A twenty-three year old snooker player feels strangely out of kilter with the rest of the book anyway. He's too world wise, too knowledgeable. Perhaps this is a deliberate contrast to the clueless children - who aren't really all that clueless. But he brings a sense of the outside world that doesn't fit with the rest of the book. He remains as a permanent outside feature, an outcast in the house, to the extent where he's just not as interesting as what is going in between the siblings in the house. Despite the repetition of moments in Jack's psyche, it's still fascinating to see where it will go next. Derek just comes along and (metaphorically) puts a snooker cue in the works.

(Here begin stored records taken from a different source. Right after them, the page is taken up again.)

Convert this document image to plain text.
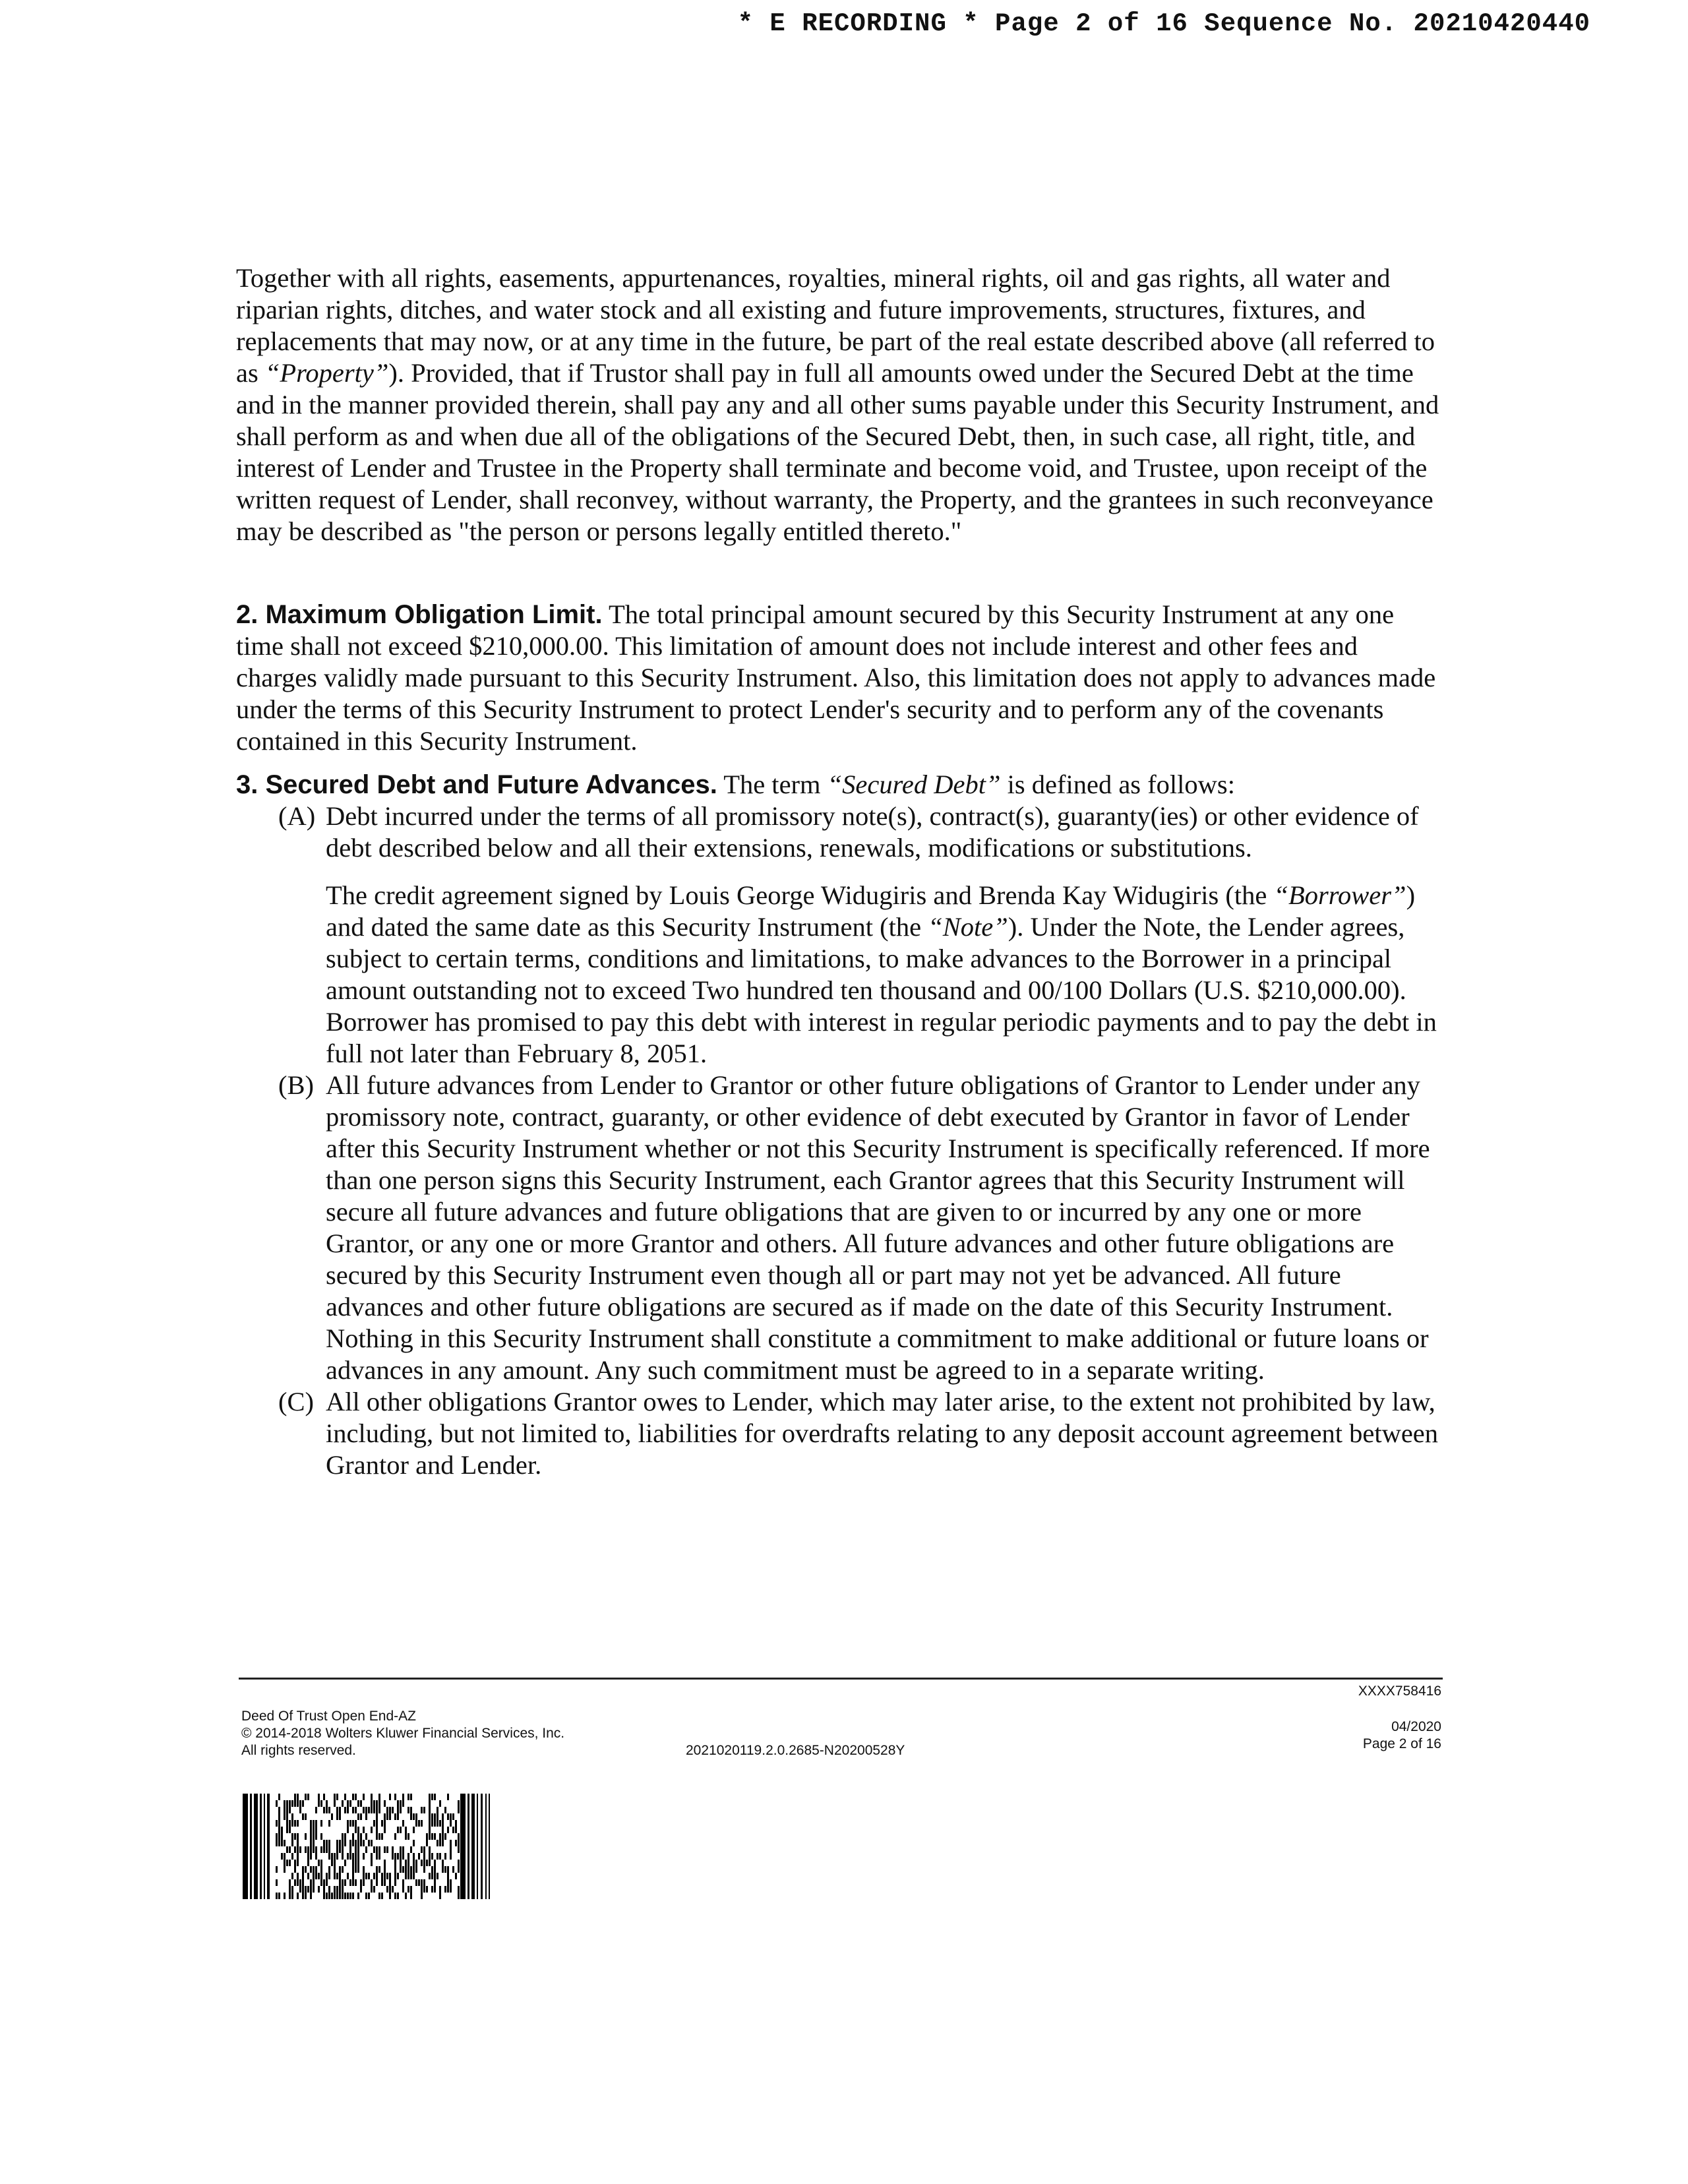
* E RECORDING * Page 2 of 16 Sequence No. 20210420440

Together with all rights, easements, appurtenances, royalties, mineral rights, oil and gas rights, all water and riparian rights, ditches, and water stock and all existing and future improvements, structures, fixtures, and replacements that may now, or at any time in the future, be part of the real estate described above (all referred to as “Property”). Provided, that if Trustor shall pay in full all amounts owed under the Secured Debt at the time and in the manner provided therein, shall pay any and all other sums payable under this Security Instrument, and shall perform as and when due all of the obligations of the Secured Debt, then, in such case, all right, title, and interest of Lender and Trustee in the Property shall terminate and become void, and Trustee, upon receipt of the written request of Lender, shall reconvey, without warranty, the Property, and the grantees in such reconveyance may be described as "the person or persons legally entitled thereto."

2. Maximum Obligation Limit. The total principal amount secured by this Security Instrument at any one time shall not exceed $210,000.00. This limitation of amount does not include interest and other fees and charges validly made pursuant to this Security Instrument. Also, this limitation does not apply to advances made under the terms of this Security Instrument to protect Lender's security and to perform any of the covenants contained in this Security Instrument.

3. Secured Debt and Future Advances. The term “Secured Debt” is defined as follows:

(A) Debt incurred under the terms of all promissory note(s), contract(s), guaranty(ies) or other evidence of debt described below and all their extensions, renewals, modifications or substitutions.

The credit agreement signed by Louis George Widugiris and Brenda Kay Widugiris (the “Borrower”) and dated the same date as this Security Instrument (the “Note”). Under the Note, the Lender agrees, subject to certain terms, conditions and limitations, to make advances to the Borrower in a principal amount outstanding not to exceed Two hundred ten thousand and 00/100 Dollars (U.S. $210,000.00). Borrower has promised to pay this debt with interest in regular periodic payments and to pay the debt in full not later than February 8, 2051.

(B) All future advances from Lender to Grantor or other future obligations of Grantor to Lender under any promissory note, contract, guaranty, or other evidence of debt executed by Grantor in favor of Lender after this Security Instrument whether or not this Security Instrument is specifically referenced. If more than one person signs this Security Instrument, each Grantor agrees that this Security Instrument will secure all future advances and future obligations that are given to or incurred by any one or more Grantor, or any one or more Grantor and others. All future advances and other future obligations are secured by this Security Instrument even though all or part may not yet be advanced. All future advances and other future obligations are secured as if made on the date of this Security Instrument. Nothing in this Security Instrument shall constitute a commitment to make additional or future loans or advances in any amount. Any such commitment must be agreed to in a separate writing.

(C) All other obligations Grantor owes to Lender, which may later arise, to the extent not prohibited by law, including, but not limited to, liabilities for overdrafts relating to any deposit account agreement between Grantor and Lender.

Deed Of Trust Open End-AZ
© 2014-2018 Wolters Kluwer Financial Services, Inc.
All rights reserved.	2021020119.2.0.2685-N20200528Y
XXXX758416
04/2020
Page 2 of 16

The twisted spiral the children fall into, or the "strange and unsettling ways of fending for themselves" the blurb promises don't really reach their full potential. All they do to fend for themselves is go to the shops to buy food, dress Tom up as a girl, and think. Julie gets a boyfriend, who poses no real threat, and the only truly unsettling act happens at the very end of the book. It feels like the book could have done a lot more, it could have been to more places - and yet it kept enclosed. This enclosed feel works - after all, it's mainly a book about four people staying in one house - but the enclosed nature never feels scary or unsettling. Just a bit weird, on occasion.
The end of the book sees Julie and Jack have sex. This was kind of inevitable (or more for me as I knew it happened), and it does feel like the most unsettling moment of the book. It feels as if now, the characters are finally forming unnatural bonds in their solitude. It's finally having an effect. The most extreme thing Jack does prior to this is strip out his room and shove everything in a wardrobe. (In fact, the game that Sue, Jack and Julie play at the start of the book feels more extreme than anything that happens after their parents have died.) It's perhaps because everything in the book is normalised and rationalised by Jack that it doesn't feel as extreme as it could. But it does feel as if the book definitely did have more potential than was explored.
In summary, The Cement Garden is overall a good and engaging book. I wanted to know what would happen, how they would cope, and books that explore and push relationships are always the most interesting for me. It's the psychology of the book that is most fascinating. The prose, if a little tiresome at times, makes the book feel complicated yet simple. It's developed and elaborate, which (on the whole) only draws you into the world more. However - it does have the tendency to feel like a weird fanfiction at times. The weirder moments tend to be, in the majority, misplaced, and it feels like the children could have been pushed further in the course of the book (as sadistic as that sounds). Despite the fact it doesn't reach its potential, it is undeniably fascinating to read, and McEwan has a very strong sense of character. Fundamentally, what I would say I loved about the book, is that the characters do get so thoroughly examined. Even if the events don't live up to what I expected, the characters (again, on the whole) do. Even if that sense of (male) character doesn't change much in the decades McEwan's been writing for.
I would be interesting in reading more of his though. Then I could tell you if the male characters were all like that.